As expected, newly independent Latvia, Lithuania and Estonia refused to join the new common market. Georgia and Moldova rejected the agreement well in advance. But on the eve of the signing, the Ukraine, the second richest republic after Russia, changed its mind and refused to sign. Then, only an hour before the ceremony, Azerbaijan backed out, purportedly because its president was ill. Gorbachev spokesman Andrei Grachev said the Azerbaijanis had demanded a price for signing: “assurance of real protection” in their conflict with neighboring Armenia. Like the Azerbaijanis, the Ukrainians indicated that they might sign the treaty later on. But first they wanted to make bilateral economic deals with other republics, and they were leery of economic domination by Russia. “We don’t want to continue to be a colony,” said Ukrainian parliamentarian Ivan Plyushch.

“I don’t know if the Ukraine will survive without Russia, but Russia will definitely survive without the Ukraine,” said Russian Vice President Aleksandr Rutskoi.
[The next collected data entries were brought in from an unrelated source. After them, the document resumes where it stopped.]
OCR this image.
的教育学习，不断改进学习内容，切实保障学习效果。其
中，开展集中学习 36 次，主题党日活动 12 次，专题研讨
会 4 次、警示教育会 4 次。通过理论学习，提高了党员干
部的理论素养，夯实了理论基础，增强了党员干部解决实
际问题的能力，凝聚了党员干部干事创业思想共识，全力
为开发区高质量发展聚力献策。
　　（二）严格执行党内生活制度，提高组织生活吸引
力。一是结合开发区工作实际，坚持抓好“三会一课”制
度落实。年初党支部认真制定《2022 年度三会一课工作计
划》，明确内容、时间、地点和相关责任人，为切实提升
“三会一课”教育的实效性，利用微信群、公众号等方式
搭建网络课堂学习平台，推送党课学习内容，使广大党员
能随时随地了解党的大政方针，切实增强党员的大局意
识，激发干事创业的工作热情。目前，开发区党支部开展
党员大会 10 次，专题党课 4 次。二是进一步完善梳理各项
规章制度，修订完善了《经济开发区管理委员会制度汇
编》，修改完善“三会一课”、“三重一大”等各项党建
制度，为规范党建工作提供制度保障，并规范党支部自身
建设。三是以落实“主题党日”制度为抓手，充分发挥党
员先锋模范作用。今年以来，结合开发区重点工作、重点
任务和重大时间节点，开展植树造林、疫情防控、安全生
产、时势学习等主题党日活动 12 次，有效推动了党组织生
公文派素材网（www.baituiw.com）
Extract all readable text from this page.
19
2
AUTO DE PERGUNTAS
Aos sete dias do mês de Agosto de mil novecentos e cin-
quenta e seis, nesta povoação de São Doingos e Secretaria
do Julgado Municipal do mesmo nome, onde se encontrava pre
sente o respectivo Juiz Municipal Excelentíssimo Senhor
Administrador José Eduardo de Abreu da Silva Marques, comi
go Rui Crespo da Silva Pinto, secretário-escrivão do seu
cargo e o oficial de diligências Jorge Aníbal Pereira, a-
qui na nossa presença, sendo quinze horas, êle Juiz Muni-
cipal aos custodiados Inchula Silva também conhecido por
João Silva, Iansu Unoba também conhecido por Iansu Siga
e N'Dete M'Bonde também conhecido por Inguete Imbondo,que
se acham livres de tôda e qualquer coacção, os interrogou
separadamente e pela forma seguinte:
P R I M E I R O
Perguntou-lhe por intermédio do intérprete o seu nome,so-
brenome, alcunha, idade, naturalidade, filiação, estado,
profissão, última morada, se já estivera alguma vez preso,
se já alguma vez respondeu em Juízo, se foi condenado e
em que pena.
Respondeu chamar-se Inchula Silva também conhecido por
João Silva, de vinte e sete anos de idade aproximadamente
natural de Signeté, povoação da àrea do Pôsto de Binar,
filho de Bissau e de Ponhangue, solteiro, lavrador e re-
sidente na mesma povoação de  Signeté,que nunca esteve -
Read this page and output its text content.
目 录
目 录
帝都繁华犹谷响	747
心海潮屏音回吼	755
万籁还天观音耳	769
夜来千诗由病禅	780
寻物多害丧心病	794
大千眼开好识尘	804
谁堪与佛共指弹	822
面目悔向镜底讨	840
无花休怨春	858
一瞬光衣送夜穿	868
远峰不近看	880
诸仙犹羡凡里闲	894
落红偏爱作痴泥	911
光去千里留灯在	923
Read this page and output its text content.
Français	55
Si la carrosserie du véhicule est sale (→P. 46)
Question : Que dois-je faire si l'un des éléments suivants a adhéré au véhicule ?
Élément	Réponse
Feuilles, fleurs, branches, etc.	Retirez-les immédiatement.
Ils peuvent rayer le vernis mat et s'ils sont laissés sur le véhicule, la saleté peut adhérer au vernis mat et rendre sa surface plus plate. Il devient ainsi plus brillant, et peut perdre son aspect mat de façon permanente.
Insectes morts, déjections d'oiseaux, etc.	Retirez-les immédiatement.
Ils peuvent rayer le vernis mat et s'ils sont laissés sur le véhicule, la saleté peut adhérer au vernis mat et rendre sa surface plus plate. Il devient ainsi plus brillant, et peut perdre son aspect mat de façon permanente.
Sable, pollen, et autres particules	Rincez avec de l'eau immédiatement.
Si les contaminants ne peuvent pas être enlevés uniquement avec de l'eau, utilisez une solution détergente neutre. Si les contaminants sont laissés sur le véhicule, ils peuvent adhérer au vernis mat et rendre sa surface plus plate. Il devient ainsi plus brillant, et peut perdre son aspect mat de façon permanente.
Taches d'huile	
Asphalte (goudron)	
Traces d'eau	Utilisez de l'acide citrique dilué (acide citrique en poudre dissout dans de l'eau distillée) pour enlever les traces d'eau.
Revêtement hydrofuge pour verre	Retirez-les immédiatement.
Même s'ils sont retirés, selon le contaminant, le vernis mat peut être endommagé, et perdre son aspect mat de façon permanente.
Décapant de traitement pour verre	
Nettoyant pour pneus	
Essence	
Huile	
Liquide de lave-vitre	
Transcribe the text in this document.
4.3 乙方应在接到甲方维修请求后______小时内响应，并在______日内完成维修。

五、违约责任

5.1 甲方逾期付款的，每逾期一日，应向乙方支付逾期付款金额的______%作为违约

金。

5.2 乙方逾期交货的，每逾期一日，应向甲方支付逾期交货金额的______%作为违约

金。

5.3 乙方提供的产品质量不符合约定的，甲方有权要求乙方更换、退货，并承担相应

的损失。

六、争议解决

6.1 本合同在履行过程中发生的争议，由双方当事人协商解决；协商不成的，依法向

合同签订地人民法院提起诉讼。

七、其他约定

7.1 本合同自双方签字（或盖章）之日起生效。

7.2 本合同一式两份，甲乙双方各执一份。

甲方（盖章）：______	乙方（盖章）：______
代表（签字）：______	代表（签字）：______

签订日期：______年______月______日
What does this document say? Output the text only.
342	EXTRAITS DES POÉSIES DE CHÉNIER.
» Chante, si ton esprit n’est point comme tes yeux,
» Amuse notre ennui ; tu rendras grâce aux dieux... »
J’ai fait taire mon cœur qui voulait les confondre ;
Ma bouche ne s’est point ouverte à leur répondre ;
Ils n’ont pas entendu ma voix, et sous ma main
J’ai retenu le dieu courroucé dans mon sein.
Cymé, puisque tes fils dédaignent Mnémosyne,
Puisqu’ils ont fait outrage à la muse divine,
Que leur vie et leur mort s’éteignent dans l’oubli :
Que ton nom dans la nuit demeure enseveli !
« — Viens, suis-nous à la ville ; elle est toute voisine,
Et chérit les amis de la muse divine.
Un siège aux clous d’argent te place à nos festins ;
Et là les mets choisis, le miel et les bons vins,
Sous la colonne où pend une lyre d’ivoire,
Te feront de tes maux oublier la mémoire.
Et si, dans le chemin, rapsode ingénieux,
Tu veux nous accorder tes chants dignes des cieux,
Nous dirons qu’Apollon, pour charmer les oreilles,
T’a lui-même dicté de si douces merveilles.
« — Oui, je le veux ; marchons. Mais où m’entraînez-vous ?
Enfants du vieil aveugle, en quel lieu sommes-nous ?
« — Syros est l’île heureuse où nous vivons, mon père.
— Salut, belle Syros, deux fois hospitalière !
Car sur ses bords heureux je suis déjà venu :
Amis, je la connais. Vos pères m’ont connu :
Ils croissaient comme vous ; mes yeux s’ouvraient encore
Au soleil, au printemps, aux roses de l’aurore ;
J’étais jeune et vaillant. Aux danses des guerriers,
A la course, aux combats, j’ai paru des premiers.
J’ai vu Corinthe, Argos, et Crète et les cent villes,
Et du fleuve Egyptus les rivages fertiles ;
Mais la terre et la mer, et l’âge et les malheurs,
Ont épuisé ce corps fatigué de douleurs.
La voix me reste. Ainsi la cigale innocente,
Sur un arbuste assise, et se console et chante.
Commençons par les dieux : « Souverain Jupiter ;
Weaknesses in the treaty made survival problematic for everyone. The agreement aims to set up a single market with a central bank and a common currency. But each republic also will have a central bank and the right to print its own currency, which is what Yeltsin says Russia will do. No one has yet explained how the union currency can have any credibility with foreign traders and investors if the republics themselves don’t have faith in it. And if the republics can’t even agree on a single currency, it is hard to see how political unity can be restored.

With the Soviet economy in free fall, official reform is getting nowhere. Unofficial reforms are taking up some of the slack. “Free commodity exchanges are springing up all over,” says Uldis Osis, deputy director of foreign economic relations for Latvia. “There are 200 to 300 such commodities exchanges, and they are trading everything except electric power-you can even buy whole-sale gasoline.” Salvation for the Soviet economy may lie in such informal arrangements. “Ad-hockery is the real engine of reform,” says economist George Holliday of the Congressional Research Service. The question is whether ad-hockery is an engine strong enough to pull the train across the mountain.